Memory consolidation happens on write, not retrieval. When a new memory candidate matches an existing one, they merge. "Mentioned event sourcing 7 times" is cleaner than 7 separate entries, and retrieval stays fast.

Dead Ends

Full context injection. My first version stuffed 500+ tokens of context into every request: recent captures, all pending tasks, full habit history. Response quality didn't improve, but costs tripled. Most context didn't change the response. I cut to 150-200 tokens of context that actually mattered.

Vocabulary injection for personality. I tried loading Malayalam words from a YAML file and instructing Claude to "sprinkle them in." It felt robotic. Like a phrasebook, not a person. Replacing the word list with a character document describing who Pavanayi is worked much better.

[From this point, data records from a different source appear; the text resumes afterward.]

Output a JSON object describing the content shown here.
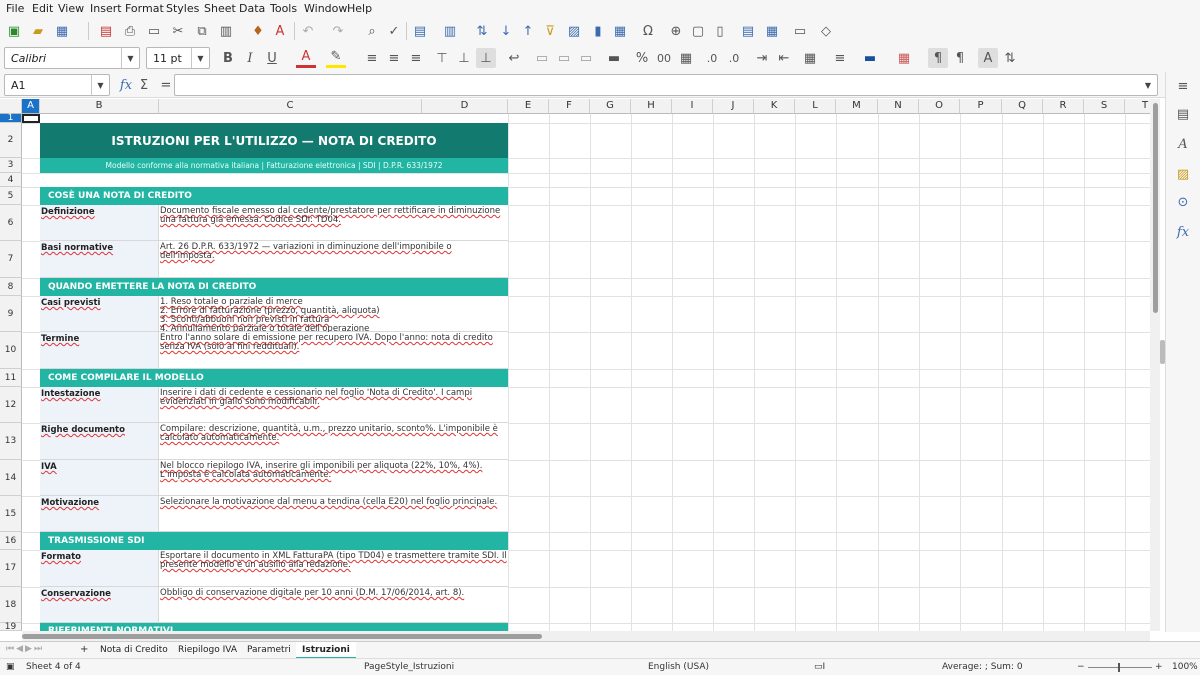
{
  "menu": [
    "File",
    "Edit",
    "View",
    "Insert",
    "Format",
    "Styles",
    "Sheet",
    "Data",
    "Tools",
    "Window",
    "Help"
  ],
  "toolbar": {
    "font_name": "Calibri",
    "font_size": "11 pt",
    "bold": "B",
    "italic": "I",
    "underline": "U"
  },
  "formula_bar": {
    "cell_ref": "A1",
    "fx_label": "fx",
    "sigma_label": "Σ",
    "equals_label": "=",
    "content": ""
  },
  "columns": [
    "A",
    "B",
    "C",
    "D",
    "E",
    "F",
    "G",
    "H",
    "I",
    "J",
    "K",
    "L",
    "M",
    "N",
    "O",
    "P",
    "Q",
    "R",
    "S",
    "T"
  ],
  "rows": [
    "1",
    "2",
    "3",
    "4",
    "5",
    "6",
    "7",
    "8",
    "9",
    "10",
    "11",
    "12",
    "13",
    "14",
    "15",
    "16",
    "17",
    "18",
    "19"
  ],
  "sheet": {
    "title": "ISTRUZIONI PER L'UTILIZZO — NOTA DI CREDITO",
    "subtitle": "Modello conforme alla normativa italiana | Fatturazione elettronica | SDI | D.P.R. 633/1972",
    "sections": {
      "s1": "COSÈ UNA NOTA DI CREDITO",
      "s2": "QUANDO EMETTERE LA NOTA DI CREDITO",
      "s3": "COME COMPILARE IL MODELLO",
      "s4": "TRASMISSIONE SDI",
      "s5": "RIFERIMENTI NORMATIVI"
    },
    "items": [
      {
        "label": "Definizione",
        "text": "Documento fiscale emesso dal cedente/prestatore per rettificare in diminuzione una fattura già emessa. Codice SDI: TD04."
      },
      {
        "label": "Basi normative",
        "text": "Art. 26 D.P.R. 633/1972 — variazioni in diminuzione dell'imponibile o dell'imposta."
      },
      {
        "label": "Casi previsti",
        "text": "1. Reso totale o parziale di merce\n2. Errore di fatturazione (prezzo, quantità, aliquota)\n3. Sconti/abbuoni non previsti in fattura\n4. Annullamento parziale o totale dell'operazione"
      },
      {
        "label": "Termine",
        "text": "Entro l'anno solare di emissione per recupero IVA. Dopo l'anno: nota di credito senza IVA (solo ai fini reddituali)."
      },
      {
        "label": "Intestazione",
        "text": "Inserire i dati di cedente e cessionario nel foglio 'Nota di Credito'. I campi evidenziati in giallo sono modificabili."
      },
      {
        "label": "Righe documento",
        "text": "Compilare: descrizione, quantità, u.m., prezzo unitario, sconto%. L'imponibile è calcolato automaticamente."
      },
      {
        "label": "IVA",
        "text": "Nel blocco riepilogo IVA, inserire gli imponibili per aliquota (22%, 10%, 4%). L'imposta è calcolata automaticamente."
      },
      {
        "label": "Motivazione",
        "text": "Selezionare la motivazione dal menu a tendina (cella E20) nel foglio principale."
      },
      {
        "label": "Formato",
        "text": "Esportare il documento in XML FatturaPA (tipo TD04) e trasmettere tramite SDI. Il presente modello è un ausilio alla redazione."
      },
      {
        "label": "Conservazione",
        "text": "Obbligo di conservazione digitale per 10 anni (D.M. 17/06/2014, art. 8)."
      }
    ]
  },
  "tabs": [
    "Nota di Credito",
    "Riepilogo IVA",
    "Parametri",
    "Istruzioni"
  ],
  "status": {
    "sheet": "Sheet 4 of 4",
    "page_style": "PageStyle_Istruzioni",
    "language": "English (USA)",
    "aggregate": "Average: ; Sum: 0",
    "zoom": "100%"
  },
  "colors": {
    "title_bg": "#127a6e",
    "section_bg": "#22b5a3",
    "label_bg": "#eef3fa",
    "selected_header": "#1a73c8"
  }
}
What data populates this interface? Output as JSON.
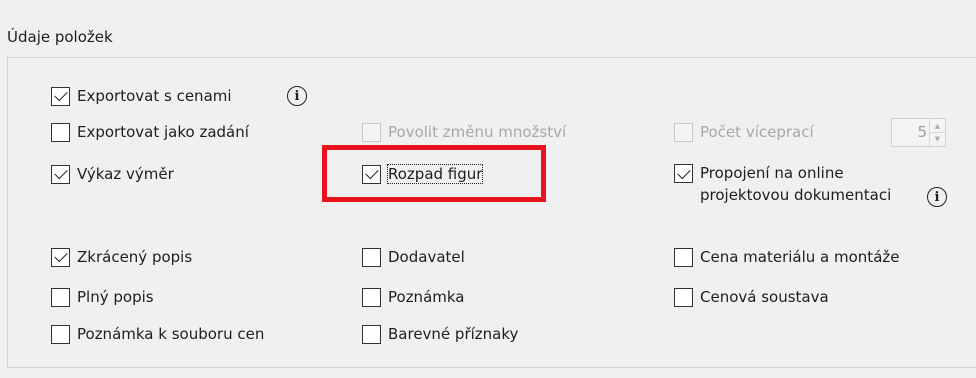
{
  "group": {
    "title": "Údaje položek"
  },
  "options": {
    "export_prices": {
      "label": "Exportovat s cenami",
      "checked": true
    },
    "export_as_tender": {
      "label": "Exportovat jako zadání",
      "checked": false
    },
    "allow_qty_change": {
      "label": "Povolit změnu množství",
      "checked": false,
      "disabled": true
    },
    "count_extra_work": {
      "label": "Počet víceprací",
      "checked": false,
      "disabled": true
    },
    "quantity_statement": {
      "label": "Výkaz výměr",
      "checked": true
    },
    "figure_breakdown": {
      "label": "Rozpad figur",
      "checked": true
    },
    "online_docs_line1": {
      "label": "Propojení na online",
      "checked": true
    },
    "online_docs_line2": {
      "label": "projektovou dokumentaci"
    },
    "short_desc": {
      "label": "Zkrácený popis",
      "checked": true
    },
    "supplier": {
      "label": "Dodavatel",
      "checked": false
    },
    "material_assembly_price": {
      "label": "Cena materiálu a montáže",
      "checked": false
    },
    "full_desc": {
      "label": "Plný popis",
      "checked": false
    },
    "note": {
      "label": "Poznámka",
      "checked": false
    },
    "price_system": {
      "label": "Cenová soustava",
      "checked": false
    },
    "price_file_note": {
      "label": "Poznámka k souboru cen",
      "checked": false
    },
    "color_flags": {
      "label": "Barevné příznaky",
      "checked": false
    }
  },
  "extra_work_spinner": {
    "value": "5"
  },
  "icons": {
    "info": "info-circle-icon",
    "up": "chevron-up-icon",
    "down": "chevron-down-icon"
  },
  "colors": {
    "highlight": "#e8121c"
  }
}
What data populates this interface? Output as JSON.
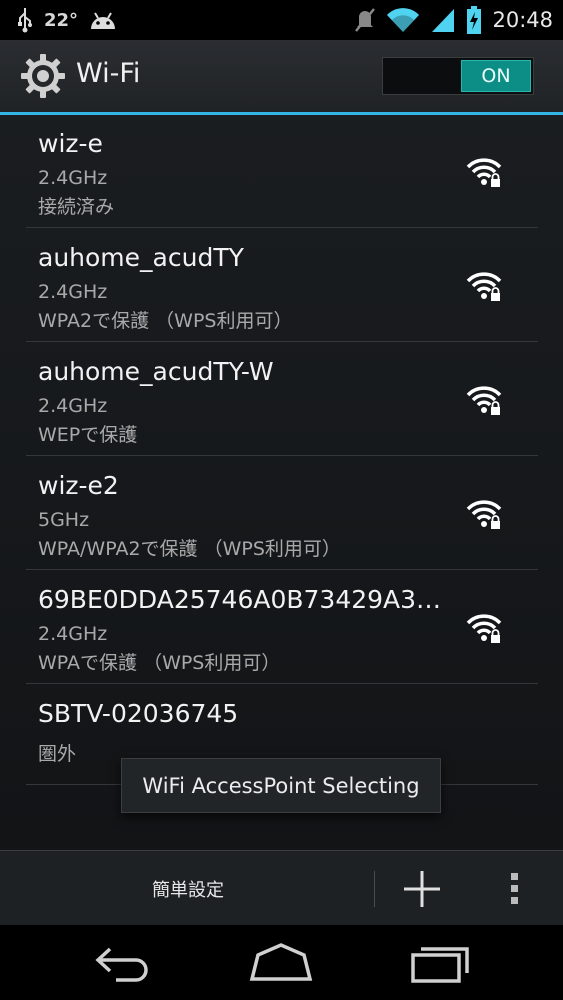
{
  "status_bar": {
    "temperature": "22°",
    "time": "20:48",
    "icons": [
      "usb-icon",
      "android-icon",
      "mute-icon",
      "wifi-signal-icon",
      "cell-signal-icon",
      "battery-charging-icon"
    ]
  },
  "action_bar": {
    "title": "Wi-Fi",
    "toggle_label": "ON",
    "toggle_state": true
  },
  "networks": [
    {
      "ssid": "wiz-e",
      "frequency": "2.4GHz",
      "status": "接続済み",
      "secured": true
    },
    {
      "ssid": "auhome_acudTY",
      "frequency": "2.4GHz",
      "status": "WPA2で保護 （WPS利用可）",
      "secured": true
    },
    {
      "ssid": "auhome_acudTY-W",
      "frequency": "2.4GHz",
      "status": "WEPで保護",
      "secured": true
    },
    {
      "ssid": "wiz-e2",
      "frequency": "5GHz",
      "status": "WPA/WPA2で保護 （WPS利用可）",
      "secured": true
    },
    {
      "ssid": "69BE0DDA25746A0B73429A3…",
      "frequency": "2.4GHz",
      "status": "WPAで保護 （WPS利用可）",
      "secured": true
    },
    {
      "ssid": "SBTV-02036745",
      "frequency": "",
      "status": "圏外",
      "secured": false
    }
  ],
  "toast": {
    "text": "WiFi AccessPoint Selecting"
  },
  "bottom_bar": {
    "easy_setup_label": "簡単設定"
  },
  "colors": {
    "accent": "#33b5e5",
    "toggle_on": "#0c8e86"
  }
}
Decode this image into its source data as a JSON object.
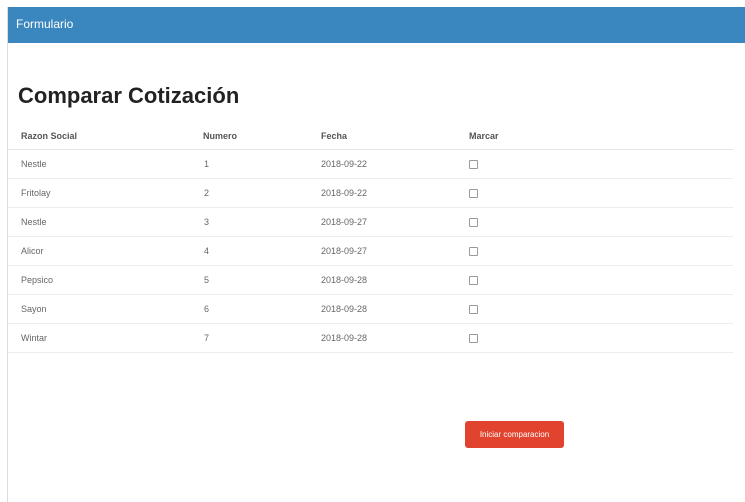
{
  "header": {
    "title": "Formulario"
  },
  "page": {
    "title": "Comparar Cotización"
  },
  "table": {
    "columns": [
      "Razon Social",
      "Numero",
      "Fecha",
      "Marcar"
    ],
    "rows": [
      {
        "razon_social": "Nestle",
        "numero": "1",
        "fecha": "2018-09-22",
        "marcar": false
      },
      {
        "razon_social": "Fritolay",
        "numero": "2",
        "fecha": "2018-09-22",
        "marcar": false
      },
      {
        "razon_social": "Nestle",
        "numero": "3",
        "fecha": "2018-09-27",
        "marcar": false
      },
      {
        "razon_social": "Alicor",
        "numero": "4",
        "fecha": "2018-09-27",
        "marcar": false
      },
      {
        "razon_social": "Pepsico",
        "numero": "5",
        "fecha": "2018-09-28",
        "marcar": false
      },
      {
        "razon_social": "Sayon",
        "numero": "6",
        "fecha": "2018-09-28",
        "marcar": false
      },
      {
        "razon_social": "Wintar",
        "numero": "7",
        "fecha": "2018-09-28",
        "marcar": false
      }
    ]
  },
  "actions": {
    "compare_label": "Iniciar comparacion"
  },
  "colors": {
    "header_bar": "#3a87bf",
    "compare_button": "#e2432f"
  }
}
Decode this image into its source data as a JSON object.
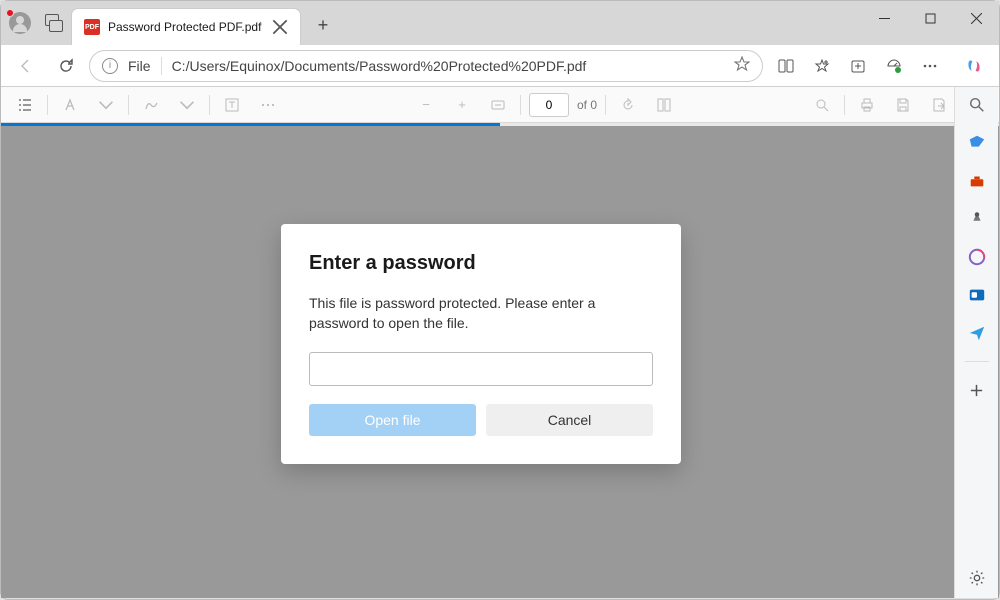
{
  "tab": {
    "title": "Password Protected PDF.pdf",
    "icon_text": "PDF"
  },
  "url": {
    "scheme": "File",
    "path": "C:/Users/Equinox/Documents/Password%20Protected%20PDF.pdf"
  },
  "pdfbar": {
    "page_current": "0",
    "page_total": "of 0"
  },
  "dialog": {
    "title": "Enter a password",
    "body": "This file is password protected. Please enter a password to open the file.",
    "open_label": "Open file",
    "cancel_label": "Cancel"
  }
}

Pure LLM routing. Letting Claude decide everything from scratch each time was expensive and inconsistent. The same message would trigger different tools on different days. Adding intent hints (regex patterns that extract signals) gave Claude enough guidance without hard-coding behavior.

What's Next

The current version captures and holds me accountable. The next step is making it an orchestrator: breaking down projects, checking in on progress, adjusting when things slip.

Tutorials teach concepts; building teaches tradeoffs. I hit tool use, context management, prompt engineering, and cost optimization. Not because I planned to, but because the project demanded it.